This month's extraordinary display will unveil one of Italy's most incredible archaeological discoveries in recent years as the Etruscan and Roman statues, rescued from the mud in Tuscany owing in part to the astuteness of a retired sanitation worker, will be showcased.
About two dozen bronze statues from the third century B.C. to the first century A.D., extracted from the ruins of an ancient spa, will go on display in Rome's Quirinale Palace from June 22, after months of restoration.
When the discovery was announced in November, experts called it the most extensive collection of ancient bronze statues in Italy and hailed it as a breakthrough that would "rewrite history."

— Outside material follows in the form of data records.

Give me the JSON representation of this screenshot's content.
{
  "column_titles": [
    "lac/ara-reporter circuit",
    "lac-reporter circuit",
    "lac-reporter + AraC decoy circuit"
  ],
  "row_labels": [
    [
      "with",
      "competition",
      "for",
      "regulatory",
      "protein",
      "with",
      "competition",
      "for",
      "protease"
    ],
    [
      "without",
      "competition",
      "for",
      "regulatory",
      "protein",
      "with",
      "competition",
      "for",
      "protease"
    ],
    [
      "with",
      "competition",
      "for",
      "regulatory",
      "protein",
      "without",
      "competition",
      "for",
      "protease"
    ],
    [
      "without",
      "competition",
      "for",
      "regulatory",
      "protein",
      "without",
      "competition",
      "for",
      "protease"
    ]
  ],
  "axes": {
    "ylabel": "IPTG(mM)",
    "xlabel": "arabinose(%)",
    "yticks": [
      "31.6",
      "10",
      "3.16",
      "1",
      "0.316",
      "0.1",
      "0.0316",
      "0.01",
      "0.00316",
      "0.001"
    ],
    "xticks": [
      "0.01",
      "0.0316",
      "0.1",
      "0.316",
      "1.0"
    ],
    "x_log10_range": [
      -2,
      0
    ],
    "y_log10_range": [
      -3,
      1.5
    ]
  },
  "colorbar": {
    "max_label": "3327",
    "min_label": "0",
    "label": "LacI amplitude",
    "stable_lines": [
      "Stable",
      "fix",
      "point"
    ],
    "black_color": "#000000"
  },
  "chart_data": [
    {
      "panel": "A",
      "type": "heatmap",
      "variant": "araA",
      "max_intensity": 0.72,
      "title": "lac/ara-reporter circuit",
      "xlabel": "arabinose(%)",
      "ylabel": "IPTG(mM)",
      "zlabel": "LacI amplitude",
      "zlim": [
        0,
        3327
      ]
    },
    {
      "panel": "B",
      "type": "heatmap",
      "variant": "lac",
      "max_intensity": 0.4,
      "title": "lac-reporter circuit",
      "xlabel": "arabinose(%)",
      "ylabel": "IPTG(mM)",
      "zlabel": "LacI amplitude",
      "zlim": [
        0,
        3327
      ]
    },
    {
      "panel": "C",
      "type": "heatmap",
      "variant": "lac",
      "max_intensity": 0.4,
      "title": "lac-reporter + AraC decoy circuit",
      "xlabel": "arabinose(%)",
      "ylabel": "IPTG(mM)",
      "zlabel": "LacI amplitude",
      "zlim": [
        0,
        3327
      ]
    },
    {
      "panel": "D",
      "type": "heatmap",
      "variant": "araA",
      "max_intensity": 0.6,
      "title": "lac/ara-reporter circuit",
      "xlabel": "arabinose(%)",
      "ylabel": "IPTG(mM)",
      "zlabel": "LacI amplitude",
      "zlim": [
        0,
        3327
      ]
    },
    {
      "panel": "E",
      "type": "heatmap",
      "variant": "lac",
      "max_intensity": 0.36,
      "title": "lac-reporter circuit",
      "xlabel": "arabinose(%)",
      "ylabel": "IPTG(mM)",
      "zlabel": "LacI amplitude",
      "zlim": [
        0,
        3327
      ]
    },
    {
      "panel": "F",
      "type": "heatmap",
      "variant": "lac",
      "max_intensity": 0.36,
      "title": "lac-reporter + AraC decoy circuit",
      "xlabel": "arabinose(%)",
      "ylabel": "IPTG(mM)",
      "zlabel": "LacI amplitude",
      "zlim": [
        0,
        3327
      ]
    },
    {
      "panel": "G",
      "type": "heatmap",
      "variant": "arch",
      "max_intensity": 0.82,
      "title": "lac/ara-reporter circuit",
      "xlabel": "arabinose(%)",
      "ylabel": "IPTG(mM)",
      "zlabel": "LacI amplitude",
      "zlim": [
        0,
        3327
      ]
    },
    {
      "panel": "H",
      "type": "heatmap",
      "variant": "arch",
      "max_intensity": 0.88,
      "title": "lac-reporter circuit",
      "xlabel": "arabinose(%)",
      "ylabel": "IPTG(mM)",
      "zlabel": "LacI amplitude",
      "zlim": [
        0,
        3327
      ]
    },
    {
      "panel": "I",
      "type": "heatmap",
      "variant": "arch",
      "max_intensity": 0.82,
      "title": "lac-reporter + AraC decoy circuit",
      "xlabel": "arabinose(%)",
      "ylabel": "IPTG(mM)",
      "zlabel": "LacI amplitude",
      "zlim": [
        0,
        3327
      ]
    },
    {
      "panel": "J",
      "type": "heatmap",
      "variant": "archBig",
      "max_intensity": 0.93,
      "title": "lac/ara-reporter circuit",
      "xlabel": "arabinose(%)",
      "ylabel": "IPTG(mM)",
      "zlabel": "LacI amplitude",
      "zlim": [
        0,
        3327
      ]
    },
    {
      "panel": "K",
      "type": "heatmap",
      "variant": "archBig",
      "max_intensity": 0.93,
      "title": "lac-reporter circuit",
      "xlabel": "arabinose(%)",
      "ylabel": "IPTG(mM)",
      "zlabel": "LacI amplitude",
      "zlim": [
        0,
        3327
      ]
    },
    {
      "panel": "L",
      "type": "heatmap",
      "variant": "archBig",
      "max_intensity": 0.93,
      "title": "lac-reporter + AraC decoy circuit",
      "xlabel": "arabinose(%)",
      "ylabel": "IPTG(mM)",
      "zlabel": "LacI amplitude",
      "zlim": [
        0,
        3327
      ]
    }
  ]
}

The statues were found in 2021 and 2022 in the hilltop village of San Casciano dei Bagni, still home to famous thermal baths, where archaeologists had long suspected ancient ruins could be discovered.
Initial attempts to locate them, however, were unsuccessful.
Digging started in 2019 on a small plot of land next to the village's Renaissance-era public baths, but weeks of excavations revealed "only traces of some walls," San Casciano Mayor Agnese Carletti said.
The former bin man and local amateur historian Stefano Petrini had "a flash" of intuition, remembering that years earlier, he had seen bits of ancient Roman columns on a wall on the other side of the public baths.
The columns could only be seen from an abandoned garden that had once belonged to his friend, San Casciano's late greengrocer, who grew fruit and vegetables there to sell in the village shop.
When Petrini took archaeologists there, they knew they had found the right spot.
"It all started from there, from the columns," Petrini said.
Pulled from mud
Emanuele Mariotti, head of the San Casciano archaeological project, said his team was getting "quite desperate" before receiving the tip that led to discovering a shrine at the center of the ancient spa complex.
The statues found there were offerings from Romans and Etruscans who looked to the gods for good health, as were the coins and sculptures of body parts like ears and feet also recovered from the site.
One of the most spectacular finds was the "scrawny boy" bronze, a statue about 90 centimeters (35 inches) high, of a young Roman with an apparent bone disease. An inscription has his name as "Marcius Grabillo."
"When he appeared from the mud and was therefore partially covered, it looked like the bronze of an athlete ... but once cleaned up and seen properly, it was clear that it was that of a sick person," said Ada Salvi, a Culture Ministry archaeologist for the Tuscan provinces of Siena, Grosseto and Arezzo.
Salvi said traces of more unusual offerings were also recovered, including egg shells, pine cones, kernels from peaches and plums, surgical tools and a 2,000-year-old lock of curly hair.
"It opens a window into how Romans and Etruscans experienced the nexus between health, religion and spirituality," she said. "There's a whole world of meaning that has to be understood and studied."
More to be found
The shrine was sealed at the beginning of the fifth century A.D., when the ancient spa complex was abandoned, leaving its statues preserved for centuries by the warm mud of the baths.
Excavation will resume in late June. Mariotti said "it is a certainty" that more will be found in the coming years, possibly even the other six or 12 statues that an inscription says were left behind by Marcius Grabillo.
"We've only just lifted the lid," he said.
After the Rome exhibition, the statues and other artifacts are to find a new home in a museum that authorities hope to open in San Casciano within the next couple of years.
Petrini hopes the treasures will bring "jobs, culture and knowledge" to his 1,500-strong village, which is struggling with depopulation like much of rural Italy.
But he is reluctant to take credit for their discovery.
"Important things always happen thanks to several people, never thanks to only one," he said. "Never."